Recently I query the device info of AMD APU A10 7850K in OpenCL by "clinfo", as the results show, both the integrated CPU and the GPU has "16384" Bytes "Cache size". I am confused with the results because of two things:
1) For the CPU, it has 4MB L2 data cache in total and 4x16KB=64KB L1 cache in total. Why the result shows 16384B=16KB? Could it be the L1 cache size of each CPU? That does not make sense because as OpenCL specs say: it should be "Size of global memory cache in bytes", that is L2 cache size.
2) What the value mean to the GPU? Is it the L1 cache for the GPU? or it is the shared L2 cache with the CPU?
I am really confused with these issues. Maybe it is just my misunderstanding? Thanks!
If you stop thinking a bit, you'll realize nobody cares about total amount of cache, but rather the total amount of cache per core. This is the case as you need to fit this size for best performance. You can also reconstruct the total size by using the core count.

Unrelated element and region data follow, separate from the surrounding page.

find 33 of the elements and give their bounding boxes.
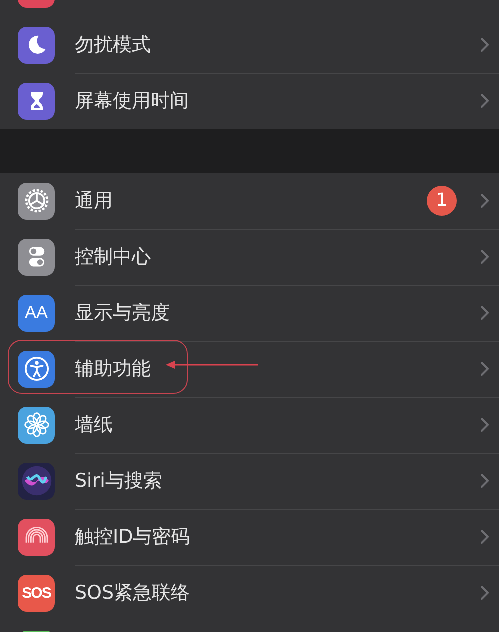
chevron-icon [481,474,489,488]
text-icon: AA [18,294,55,332]
row-label: 控制中心 [75,244,151,270]
row-label: 通用 [75,188,113,214]
settings-row[interactable]: 墙纸 [0,397,499,453]
row-label: 显示与亮度 [75,300,170,326]
settings-row[interactable]: AA 显示与亮度 [0,285,499,341]
chevron-icon [481,38,489,52]
chevron-icon [481,362,489,376]
settings-row[interactable]: 控制中心 [0,229,499,285]
settings-row[interactable]: 触控ID与密码 [0,509,499,565]
row-label: 屏幕使用时间 [75,89,189,114]
chevron-icon [481,530,489,544]
row-label: 触控ID与密码 [75,524,190,550]
chevron-icon [481,418,489,432]
settings-row[interactable]: Siri与搜索 [0,453,499,509]
row-label: 勿扰模式 [75,32,151,58]
row-label: 辅助功能 [75,356,151,382]
settings-row[interactable]: 勿扰模式 [0,17,499,73]
row-label: Siri与搜索 [75,468,162,494]
chevron-icon [481,306,489,320]
settings-row[interactable]: 通用 1 [0,173,499,229]
settings-row[interactable]: 辅助功能 [0,341,499,397]
chevron-icon [481,586,489,600]
chevron-icon [481,194,489,208]
chevron-icon [481,94,489,108]
row-label: 墙纸 [75,412,113,438]
row-label: SOS紧急联络 [75,581,190,606]
chevron-icon [481,250,489,264]
text-icon: SOS [18,574,55,612]
settings-row[interactable]: SOS SOS紧急联络 [0,565,499,621]
settings-row[interactable]: 屏幕使用时间 [0,73,499,129]
notification-badge: 1 [427,186,457,216]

Nonetheless, since there's no fast L1-to-L1 sharing you have to think at each cache as an independent set of memory.
We can go a long way discussing if that should be L1 size or L2 size. Sure the wording is a bit relaxed but perhaps this is better left to implementors. Is L2 per core? Is it shared across so many cores? On GPU, it's a per-memory-channel buffer.
For GPU it's very likely GCN L1 size. Again, that's 16KiB, that's per core (except 1 GCN core is fairly different thing from x86). That's standard on all currently selling Radeons 7000 and up, as well as APUs such as yours, except some low-end or mobile products.
While we're at it, you might read about local memory. You can consider it a faster and more efficient cache to be managed manually (as opposed to cache being automatic).
Thanks for your kind reply. I understand that to fit into L1 cache must improve the performance. To keep coherency among all caches, inevitable overhead should be introduced. If your answer is true, then I guess it is better in OpenCL specs to clarify that the size should be "dedicated-to-that-core" cache or "performance-optimal" cache. Thanks!